Es importante señalar un aspecto fundamental para comprender lo que quiero transmitir: en la superficie, en lo que es objeto de conocimiento y está sujeto a cambio, lo que se nos muestra como la historia oficial puede ser interpretado como un artificio, una «bella mentira poética». Esta falsa apariencia esconde una realidad más profunda y compleja, marcada por la rebelión y la lucha contra la injusticia social. En Bayamo, bajo la capa de una narrativa que se adapta a las convenciones históricas, subyace un espíritu de resistencia, el mismo espíritu que Martí describió en su Poema del Niágara: el espíritu de la reconquista personal.

Ahora comprendo que no estaba reconstruyendo simplemente una historia factual. Los eventos temporales no son la historia real; como lo señala Emerson en sus ensayos, los verdaderos acontecimientos históricos son los que trascienden el tiempo. La historia que pretendemos reconstruir desde la objetividad académica no nos lleva al entendimiento pleno de la esencia humana, ni de lo que Martí llamó la fundación de un pueblo. Esa historia está vacía, desprovista de conciencia. Es una historia inconsciente, como dirían Freud y Jung, construida desde el inconsciente colectivo, una historia que no refleja el verdadero devenir del espíritu humano. Es una historia hecha para ser olvidada, para ser soñada. El historiador, como el sujeto histórico, ha estado soñando con los eventos y no ha sido consciente de la profunda problemática de la vida, como lo plantea Bonalde en su Poema del Niágara. La subjetividad, entonces, es la clave de todo este proceso.

Céspedes, por su parte, se expresa con una notable paradoja: «Tengo que estar siendo un embrión abigarrado, y aquí está la dificultad. En la elección de la crisálida». A pesar de sus esfuerzos por adaptarse a lo que recibe del exterior, se da cuenta de que no puede aceptar todo lo que le llega, como las ideas que el Lugareño le presenta. No puede adherir a una ideología determinada, y esa es precisamente la dificultad que atravesó, de una forma similar a Martí. Para Céspedes, la patria no es un concepto ideológico, sino una dimensión del ser, un territorio de espiritualidad humana. La patria, tal como él la concibe, está en la conformación del ser bayamés. Es allí donde reside la esencia del patriotismo cubano, un patriotismo que no depende de ideologías, sino del reconocimiento y la conquista del ser, de la naturaleza cubana, del origen perdido. Este patriotismo trasciende el ego cubano, se ubica más allá de cualquier limitación impuesta por el propio ser, en los confines de la eternidad cubana.

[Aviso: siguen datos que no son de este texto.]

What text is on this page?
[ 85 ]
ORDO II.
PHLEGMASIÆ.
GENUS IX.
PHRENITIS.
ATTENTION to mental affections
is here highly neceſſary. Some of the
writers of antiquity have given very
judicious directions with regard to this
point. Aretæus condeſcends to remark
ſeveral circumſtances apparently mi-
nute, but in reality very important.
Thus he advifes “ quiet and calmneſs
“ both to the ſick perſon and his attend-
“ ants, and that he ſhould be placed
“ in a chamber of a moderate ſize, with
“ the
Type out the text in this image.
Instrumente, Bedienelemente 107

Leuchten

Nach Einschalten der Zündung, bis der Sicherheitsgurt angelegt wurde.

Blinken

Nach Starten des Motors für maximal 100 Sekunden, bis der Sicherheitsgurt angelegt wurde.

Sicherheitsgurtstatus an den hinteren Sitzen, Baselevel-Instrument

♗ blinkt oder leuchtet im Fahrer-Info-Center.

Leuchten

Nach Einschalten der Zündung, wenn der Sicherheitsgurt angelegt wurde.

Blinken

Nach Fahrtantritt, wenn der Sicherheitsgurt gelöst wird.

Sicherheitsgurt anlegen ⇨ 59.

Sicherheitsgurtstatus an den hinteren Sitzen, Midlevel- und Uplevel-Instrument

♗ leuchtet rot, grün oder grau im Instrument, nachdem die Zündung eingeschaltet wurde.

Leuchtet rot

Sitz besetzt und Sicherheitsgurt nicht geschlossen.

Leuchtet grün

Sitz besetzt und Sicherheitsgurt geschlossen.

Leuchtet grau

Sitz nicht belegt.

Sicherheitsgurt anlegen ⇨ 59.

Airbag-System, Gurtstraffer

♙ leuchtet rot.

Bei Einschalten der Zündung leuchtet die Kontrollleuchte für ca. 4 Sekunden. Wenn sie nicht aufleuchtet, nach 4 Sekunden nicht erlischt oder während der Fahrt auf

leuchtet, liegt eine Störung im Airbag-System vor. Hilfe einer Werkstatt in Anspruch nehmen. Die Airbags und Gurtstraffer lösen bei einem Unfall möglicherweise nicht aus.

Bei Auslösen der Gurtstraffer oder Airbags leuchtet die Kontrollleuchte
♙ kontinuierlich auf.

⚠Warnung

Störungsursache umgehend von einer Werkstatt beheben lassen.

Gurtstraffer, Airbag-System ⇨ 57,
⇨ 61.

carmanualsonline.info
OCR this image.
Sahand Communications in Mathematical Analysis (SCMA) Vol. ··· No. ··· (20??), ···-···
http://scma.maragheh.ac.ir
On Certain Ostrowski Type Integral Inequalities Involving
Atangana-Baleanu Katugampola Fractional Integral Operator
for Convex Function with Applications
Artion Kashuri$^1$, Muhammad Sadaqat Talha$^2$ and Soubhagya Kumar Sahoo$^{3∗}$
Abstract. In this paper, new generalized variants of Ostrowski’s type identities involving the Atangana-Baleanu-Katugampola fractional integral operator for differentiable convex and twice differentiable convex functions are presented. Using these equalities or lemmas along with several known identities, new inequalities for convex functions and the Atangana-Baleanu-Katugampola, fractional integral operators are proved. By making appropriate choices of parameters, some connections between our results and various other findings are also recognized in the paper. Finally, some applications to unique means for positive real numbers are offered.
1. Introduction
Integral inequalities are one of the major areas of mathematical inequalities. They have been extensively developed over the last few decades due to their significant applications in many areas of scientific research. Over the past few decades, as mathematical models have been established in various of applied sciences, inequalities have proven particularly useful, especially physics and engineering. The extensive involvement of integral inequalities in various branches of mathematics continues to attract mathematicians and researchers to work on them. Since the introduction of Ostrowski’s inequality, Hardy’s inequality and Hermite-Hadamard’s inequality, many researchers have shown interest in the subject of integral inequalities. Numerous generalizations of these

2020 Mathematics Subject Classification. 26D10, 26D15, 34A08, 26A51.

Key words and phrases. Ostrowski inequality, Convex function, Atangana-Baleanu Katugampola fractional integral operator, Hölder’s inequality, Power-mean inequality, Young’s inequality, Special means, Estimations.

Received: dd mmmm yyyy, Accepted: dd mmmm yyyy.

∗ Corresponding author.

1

Céspedes había alcanzado el más alto grado de la masonería en el Rito Escocés Antiguo y Aceptado. Se suponía que quien alcanzara el grado 33 había trascendido el ego. Sin embargo, en muchos casos, este grado se convirtió en un símbolo de poder político y de ideología. No sabemos con certeza si la postura de Céspedes estuvo motivada por el deseo de poder o por su compromiso con la unidad revolucionaria de Cuba. Sin embargo, en su Diario Perdido, se desprenden elementos de su pensamiento que están impregnados del hermetismo masónico. Céspedes era un masón, pero con cualidades humanas excepcionales. Su ego, aunque fuerte, se disolvió en los momentos más críticos, cuando luchaba por la vida y la libertad de su pueblo.

Finalmente, todo esto nos lleva a una reflexión fundamental: la vida, entendida como una relación entre sujeto y objeto, es una forma de esclavitud. El ser humano, al estar separado de su esencia por los objetos del mundo, sufre. Esto es lo que he comprendido tras leer las páginas inmortales del Diario Perdido de Carlos Manuel de Céspedes. La otredad, el «otro», no es más que un vínculo críptico hacia la esclavitud. Por lo tanto, la independencia espiritual de Cuba es el primer paso hacia la verdadera liberación, como lo señala magistralmente Joel James. Esta independencia no es solo política; es, ante todo, espiritual.